As a consequence, the likes of John Major Jenkins expect that
from within the Mayan world, a new political leader might stand
up, whom will be identified with Quetzalcoatl. Though most expect
he will consequently be sacrificed – after all, all religious
leaders, whether Osiris, Odin or Jesus, have been sacrificed –
perhaps the time of sacrifice is, like our concept of time, a
thing of the past?
The
big question nevertheless remains, and it appears that no-one
is around to answer it. Perhaps that is precisely the point. Perhaps
we are here to define what comes next. It is the key message we
wanted to bring out: 2012 is not about doom and gloom. After all,
with massive novelty offered by the timewave, is it not up to
us to think outside of the box and imagine our own future? Though
it might not instantaneously materialise, it might just create
the right amount of positive energy for the future.

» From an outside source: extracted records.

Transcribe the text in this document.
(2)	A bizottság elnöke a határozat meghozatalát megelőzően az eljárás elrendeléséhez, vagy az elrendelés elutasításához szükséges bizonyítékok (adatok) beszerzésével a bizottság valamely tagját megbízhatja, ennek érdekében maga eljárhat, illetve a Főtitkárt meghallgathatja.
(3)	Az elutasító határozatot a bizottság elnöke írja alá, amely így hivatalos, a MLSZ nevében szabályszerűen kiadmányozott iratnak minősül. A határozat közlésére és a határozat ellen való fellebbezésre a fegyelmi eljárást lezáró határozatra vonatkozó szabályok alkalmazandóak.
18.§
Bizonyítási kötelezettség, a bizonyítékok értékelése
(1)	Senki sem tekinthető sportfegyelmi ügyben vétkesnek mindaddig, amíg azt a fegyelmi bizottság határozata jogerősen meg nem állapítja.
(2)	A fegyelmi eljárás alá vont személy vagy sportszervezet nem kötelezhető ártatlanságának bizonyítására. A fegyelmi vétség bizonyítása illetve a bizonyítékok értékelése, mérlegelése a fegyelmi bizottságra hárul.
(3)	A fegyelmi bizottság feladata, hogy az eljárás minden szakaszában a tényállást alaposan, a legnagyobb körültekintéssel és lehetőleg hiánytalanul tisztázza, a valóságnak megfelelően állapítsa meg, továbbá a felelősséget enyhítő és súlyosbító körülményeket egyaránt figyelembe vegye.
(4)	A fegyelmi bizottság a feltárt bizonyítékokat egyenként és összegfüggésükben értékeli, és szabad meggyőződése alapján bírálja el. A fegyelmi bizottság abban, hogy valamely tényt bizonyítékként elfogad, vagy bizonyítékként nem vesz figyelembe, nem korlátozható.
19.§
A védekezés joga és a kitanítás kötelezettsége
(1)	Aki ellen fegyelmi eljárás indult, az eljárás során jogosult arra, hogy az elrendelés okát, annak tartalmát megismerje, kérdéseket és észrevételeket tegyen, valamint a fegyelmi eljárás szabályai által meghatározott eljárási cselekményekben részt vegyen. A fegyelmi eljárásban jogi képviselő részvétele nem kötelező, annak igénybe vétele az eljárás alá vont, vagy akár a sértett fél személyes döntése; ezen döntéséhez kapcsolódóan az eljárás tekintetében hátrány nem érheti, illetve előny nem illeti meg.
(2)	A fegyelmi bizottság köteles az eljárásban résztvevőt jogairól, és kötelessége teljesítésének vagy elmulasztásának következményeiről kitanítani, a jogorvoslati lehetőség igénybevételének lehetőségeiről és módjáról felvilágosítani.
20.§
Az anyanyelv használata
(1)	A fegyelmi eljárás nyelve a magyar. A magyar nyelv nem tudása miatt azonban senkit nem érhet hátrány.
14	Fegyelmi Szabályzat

For according to the Mayan civilisation, 2012 is meant to be a
milestone, the end of an age. Within this context, we are at a
point where we can shift from the descending phase of the cycle,
to the ascending phase.
Equally, if anything, perhaps the Western imperialistic mindset
will finally be able to acknowledge that it might accept that
ancient civilisations knew far more about astronomy and perhaps
even how the universe really works than what science is only slowly
discovering.
For
some decades, there have been loud voices that argue that we should
leave our materialistic means behind and become more “spiritual”,
and “care” for the Earth. But we need to look at this
from a bigger perspective. The review we need to do in 2012 is
not one from, say, 1980 to 2012. It is from 3114 BC to 2012 AD.
And it’s clear that we have to call this the “Age
of Civilisation”, though that’s perhaps not the best
name for it: when Mankind decided to settle down, organise themselves,
and began to focus on things like economy, exchange of goods,
which eventually became the end, rather than the means, of living.
With the current economic crisis – which experts argue will
rear its head again in 2012 – that age definitely seems
to be coming to an end. Equally, since 3114 BC, the world has
become ever smaller and now, it’s clear we have a truly
global village, with communications between distant parts of the
world happening in a matter of seconds. So the possibility of
“one global mind” is within reach – if not already
occurring.
So the Fifth Age has been one where Mankind stopped being largely
nomadic, and decided to settle. With that, have come many wonderful
buildings, but at the same time, a new dichotomy has arisen, in
which we have stopped caring about those parts of the world we
haven’t settled, places like the Amazon, Siberia, and vast
parts of Africa and Central Australia. Those are the regions where
we still encounter the old shamans of the previous Age –
if not Ages. It’s there where McKenna had his insights.
It’s also, largely, where the Maya have survived, and live
today.
That we even consider that the world will end in 2012 is another
sign of our Age. We take things too literally. We live in too
literal times. All religions have become dogmatised and fundamentalised.
This is in such sharp contrast with shamanism, which is mostly
the opposite. Modern religion is all about dogma and preaching
it; shamanism is merely a technique on how to contact the gods
directly, but hardly any doctrine about what these gods tell us
to do.
So perhaps another important lesson or experience for 2012 might
be the realisation that institutionalised religions need to become
more spiritual – a lesson they can learn from the Maya.
And if this alone would happen post 2012, it’s clear we
will indeed have a totally new, much more spiritual world.
At the start of a New Age, the Sixth Sun, the Mayan creation mythology
states that a new vision quest is required. The world has become
one, for better or for worse. We have come a tremendously long
way. But if we ever want to reach the centre of our galaxy, and
learn about the cradle of life, we have an even longer voyage
ahead of us. That voyage will only begin in 2012.